Freelance translation had left him somewhat better off in this adjusted reality, but he sympathized with her feelings of uselessness. Relics of unspoken wars, they had each sacrificed several lifetimes’ chances at happiness and normalcy. That the world was better for it was cold comfort on sleepless nights.

Initial awkwardness aside, the conversation flowed with a great deal more ease than any in his recent memory. It was pleasant, not having to censor one’s self or pretend that none of it had ever happened. More pleasant still to simply relax in the company of someone who knew both what he had been and what he had done, and didn’t judge him on either count.

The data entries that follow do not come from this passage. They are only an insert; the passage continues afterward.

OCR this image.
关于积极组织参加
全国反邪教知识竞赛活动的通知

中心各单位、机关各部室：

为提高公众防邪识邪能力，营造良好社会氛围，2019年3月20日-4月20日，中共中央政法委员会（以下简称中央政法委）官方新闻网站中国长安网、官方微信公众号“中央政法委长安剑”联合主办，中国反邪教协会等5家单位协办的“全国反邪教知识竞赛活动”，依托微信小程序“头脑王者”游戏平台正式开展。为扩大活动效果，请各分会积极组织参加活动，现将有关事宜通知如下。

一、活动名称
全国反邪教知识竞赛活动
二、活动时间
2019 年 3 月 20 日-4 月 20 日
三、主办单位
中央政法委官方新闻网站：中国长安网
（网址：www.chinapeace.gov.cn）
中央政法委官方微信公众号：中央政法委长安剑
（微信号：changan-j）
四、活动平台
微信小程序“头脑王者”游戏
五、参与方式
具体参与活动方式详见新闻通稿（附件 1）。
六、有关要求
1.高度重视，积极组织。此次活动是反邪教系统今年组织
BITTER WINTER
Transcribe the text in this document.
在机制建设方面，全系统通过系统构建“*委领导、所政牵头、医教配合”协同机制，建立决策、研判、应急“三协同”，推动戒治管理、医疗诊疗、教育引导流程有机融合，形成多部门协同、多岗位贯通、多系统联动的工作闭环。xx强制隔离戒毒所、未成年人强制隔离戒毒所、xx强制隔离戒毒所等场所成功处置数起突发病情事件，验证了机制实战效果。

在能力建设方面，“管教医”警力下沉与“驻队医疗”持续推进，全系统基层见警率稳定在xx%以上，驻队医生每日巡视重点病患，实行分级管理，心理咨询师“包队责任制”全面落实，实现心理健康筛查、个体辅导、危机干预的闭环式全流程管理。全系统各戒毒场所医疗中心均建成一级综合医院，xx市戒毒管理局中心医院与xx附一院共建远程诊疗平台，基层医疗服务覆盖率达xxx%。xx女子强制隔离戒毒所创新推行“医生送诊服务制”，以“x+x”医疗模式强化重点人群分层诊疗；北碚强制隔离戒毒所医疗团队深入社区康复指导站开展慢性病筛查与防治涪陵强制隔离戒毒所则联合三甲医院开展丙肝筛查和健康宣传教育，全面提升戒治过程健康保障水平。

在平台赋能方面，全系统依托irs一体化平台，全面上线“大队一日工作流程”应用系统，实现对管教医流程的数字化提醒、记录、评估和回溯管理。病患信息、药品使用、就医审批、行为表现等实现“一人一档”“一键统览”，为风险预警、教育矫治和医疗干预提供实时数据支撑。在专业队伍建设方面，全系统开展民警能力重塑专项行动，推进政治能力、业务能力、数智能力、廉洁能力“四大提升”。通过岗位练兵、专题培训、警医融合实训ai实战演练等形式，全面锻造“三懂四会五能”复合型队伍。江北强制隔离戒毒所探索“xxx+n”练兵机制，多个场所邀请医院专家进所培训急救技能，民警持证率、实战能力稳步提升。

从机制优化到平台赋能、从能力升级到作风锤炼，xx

When she lifted her hand and cautiously stroked his cheek before leaning in to kiss him, it moved beyond pleasant. The shock of her mouth against his sparked something he’d thought dead, some long-buried urge for connection and comfort of warmer sort, so he buried his hands in her hair and pulled her closer, kissing her until kissing was no longer enough for either of them, and kisses turned to shaky caresses; trembling hands turned to silent understanding and tangled limbs in sweat-damp sheets.

He woke as the first faint hints of morning flitted through the blinds, the warmth of her body nestled safely against him, her hair spilling over his arms and tickling his nose. Be it benediction or beginning, it felt like belonging. He brushed the strands away, content to watch her breathe, to watch the soft movement of her chest in the watery light.